“Questa proposta nasce da un’esperienza concreta e recente: le Olimpiadi invernali di Milano Cortina 2026, le prime Olimpiadi diffuse della storia. Un modello che ha saputo conquistare il mondo perché fondato sulla capacità dei territori di lavorare insieme e di soddisfare esigenze diverse, mettendo a sistema competenze, infrastrutture e identità locali. È proprio da qui che partiamo: dall’idea che la collaborazione tra territori non sia solo un valore, ma una leva strategica per costruire grandi progetti internazionali sostenibili, innovativi e capaci di generare benefici duraturi.”
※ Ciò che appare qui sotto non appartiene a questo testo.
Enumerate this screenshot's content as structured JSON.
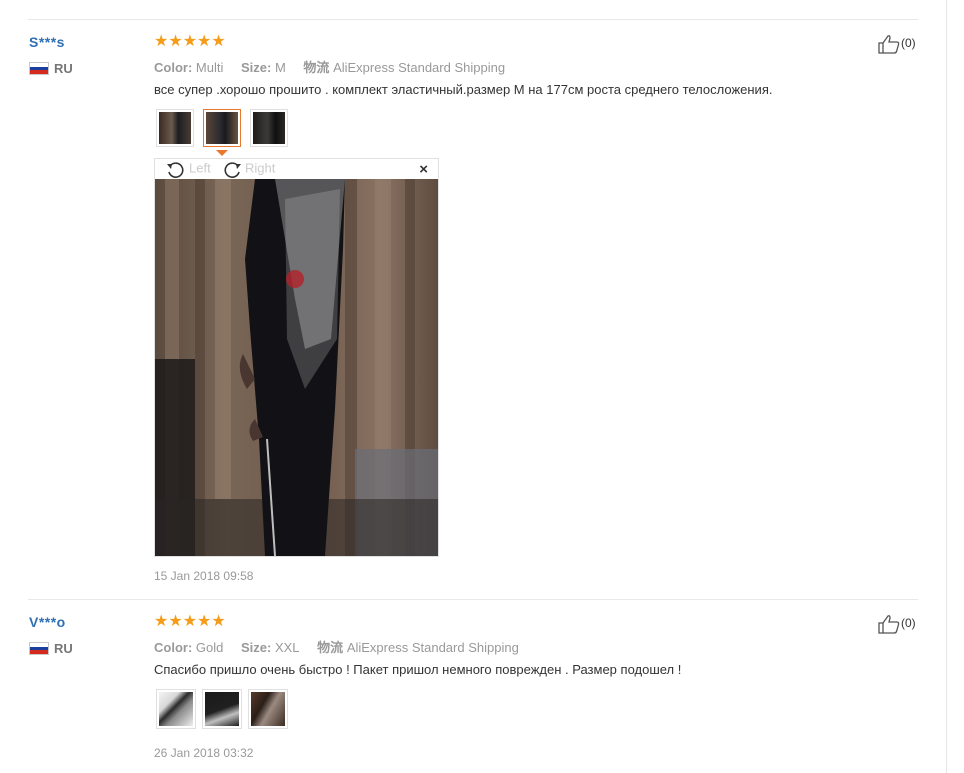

Il presidente della Regione Lombardia, Attilio Fontana, commenta così l’avvio del percorso congiunto con Piemonte, Liguria e le città di Milano, Torino e Genova per valutare una candidatura olimpica estiva del Nord-Ovest. Le istituzioni promotrici si sono infatti riunite oggi per un primo incontro operativo, lasciando aperto il calendario dei prossimi appuntamenti.
“Oggi – ha aggiunto Fontana - proponiamo di replicare e rafforzare questa impostazione che ha permesso di vendere 1,3 milioni di biglietti anche per i Giochi estivi, puntando su sostenibilità, riutilizzo degli impianti e collaborazione istituzionale. Abbiamo raggiunto un numero più alto delle aspettative iniziali. Sul fronte presenze, molto interessante anche la provenienza del pubblico: solo il 37% è italiano, mentre il 63% è arrivato dal resto del mondo".
“Il Nord-Ovest rappresenta uno dei motori più dinamici d’Europa – ha concluso – e può contare su una rete infrastrutturale, sanitaria, sportiva e organizzativa di altissimo livello. La volontà condivisa è quella di costruire una candidatura credibile, innovativa e capace di generare valore duraturo per i territori e per l’intero Paese”.